At one time, using illegal drugs or doing unethical practices was seen as a necessary evil in order to compete at the top level.  As Armstrong says the need to take banned substances was like saying “we have to have air in our tires and we have to have water in our bottles.”  Well, in the show scene, at one time, it was pretty much the same.  For the most part in order to compete at the highest level (there are exceptions) you needed to push the limits in order to win the prize.

Villains or Lambs to the Slaughter?

Lance Armstrong is to cycling what Jose Canseco is to Baseball (Read more – The Big Bad Wolf of the Dairy Industry).  Both have been tagged as the poster child for their drug era.  Both sports want to put this dark time behind them.  The debate boils down to whether these two  are really the rare villain or are they  the greatest of their time who performed on the stage demanded  by the spectators  of that time?

It’s funny when Mark McGwire and Sammy Sosa were in pursuit of Roger Maris and his single season home run record, the world watched with great amazement.  Television broadcasts interrupted prime time shows to show a McGwire towering blast.  Previously, interruptions were restricted to an act of war or a Presidential address.  Similarly, everyone loved the great story of Armstrong’s seven Tour de France victories.  But now as the full story comes to light everyone looks back and labels them as horrible people, as evidenced by the treatment of Armstrong in the media, and how both McGwire and Sosa were shunned in the recent Hall of Fame voting.

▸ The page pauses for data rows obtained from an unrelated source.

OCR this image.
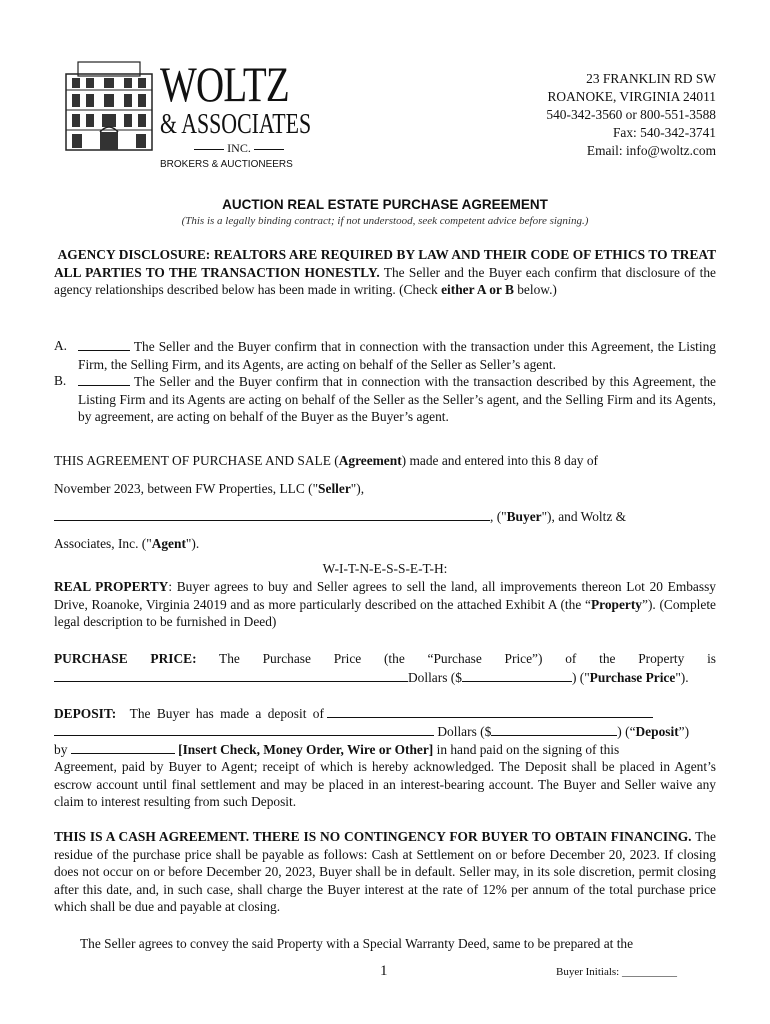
WOLTZ
& ASSOCIATES
INC.
BROKERS & AUCTIONEERS
23 FRANKLIN RD SW
ROANOKE, VIRGINIA 24011
540-342-3560 or 800-551-3588
Fax: 540-342-3741
Email: info@woltz.com
AUCTION REAL ESTATE PURCHASE AGREEMENT
(This is a legally binding contract; if not understood, seek competent advice before signing.)
AGENCY DISCLOSURE: REALTORS ARE REQUIRED BY LAW AND THEIR CODE OF ETHICS TO TREAT ALL PARTIES TO THE TRANSACTION HONESTLY. The Seller and the Buyer each confirm that disclosure of the agency relationships described below has been made in writing. (Check either A or B below.)
A.	The Seller and the Buyer confirm that in connection with the transaction under this Agreement, the Listing Firm, the Selling Firm, and its Agents, are acting on behalf of the Seller as Seller’s agent.
B.	The Seller and the Buyer confirm that in connection with the transaction described by this Agreement, the Listing Firm and its Agents are acting on behalf of the Seller as the Seller’s agent, and the Selling Firm and its Agents, by agreement, are acting on behalf of the Buyer as the Buyer’s agent.
THIS AGREEMENT OF PURCHASE AND SALE (Agreement) made and entered into this 8 day of
November 2023, between FW Properties, LLC ("Seller"),
, ("Buyer"), and Woltz &
Associates, Inc. ("Agent").
W-I-T-N-E-S-S-E-T-H:
REAL PROPERTY: Buyer agrees to buy and Seller agrees to sell the land, all improvements thereon Lot 20 Embassy Drive, Roanoke, Virginia 24019 and as more particularly described on the attached Exhibit A (the “Property”). (Complete legal description to be furnished in Deed)
PURCHASE PRICE: The Purchase Price (the “Purchase Price”) of the Property is
Dollars ($	) ("Purchase Price").
DEPOSIT: The Buyer has made a deposit of
Dollars ($	) (“Deposit”)
by	[Insert Check, Money Order, Wire or Other] in hand paid on the signing of this
Agreement, paid by Buyer to Agent; receipt of which is hereby acknowledged. The Deposit shall be placed in Agent’s escrow account until final settlement and may be placed in an interest-bearing account. The Buyer and Seller waive any claim to interest resulting from such Deposit.
THIS IS A CASH AGREEMENT. THERE IS NO CONTINGENCY FOR BUYER TO OBTAIN FINANCING. The residue of the purchase price shall be payable as follows: Cash at Settlement on or before December 20, 2023. If closing does not occur on or before December 20, 2023, Buyer shall be in default. Seller may, in its sole discretion, permit closing after this date, and, in such case, shall charge the Buyer interest at the rate of 12% per annum of the total purchase price which shall be due and payable at closing.
The Seller agrees to convey the said Property with a Special Warranty Deed, same to be prepared at the
1	Buyer Initials: __________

Have Things Really Changed?

The question now becomes “Has the cheating stopped?  Or are those being tested just one step ahead of the testers?”  There has been great debate in the media whether baseball and the other major sports are really clean, or have the users found new and better ways to elude detection.  In the case of Armstrong, there was regular testing at the time but he was able to elude detection.  It was not until recently that new tests were developed that they were able to confirm his use, since they had his blood samples on file (Something the major pro-sports have not started until recently).  This has me thinking, has the show ring and the genetics market really cleaned up their act?  Or are they just staying one-step ahead?

The Bullvine Bottom Line

In the 90’s and early twenty first century, drug use in sports was so endemic that the moral culpability of individual players who start taking steroids after the use is widespread is much more ambiguous.  Much like the dairy cattle show scene in the late 80’s and early 90’s.  I am sure there are those that will tell you it never happened.  There are also those who will try to tell you that the Apollo Moon landing was a hoax or that there really were UFO’s recovered at Roswell.  Even better, that the Council on Dairy Cattle Breeding (CDCB) are controlled by the big A.I companies and they just want to beat the little guy down.  The major lesson is that you can’t waste your time pointing the finger at individuals but, instead, we need to keep working together to improve the industry as a whole.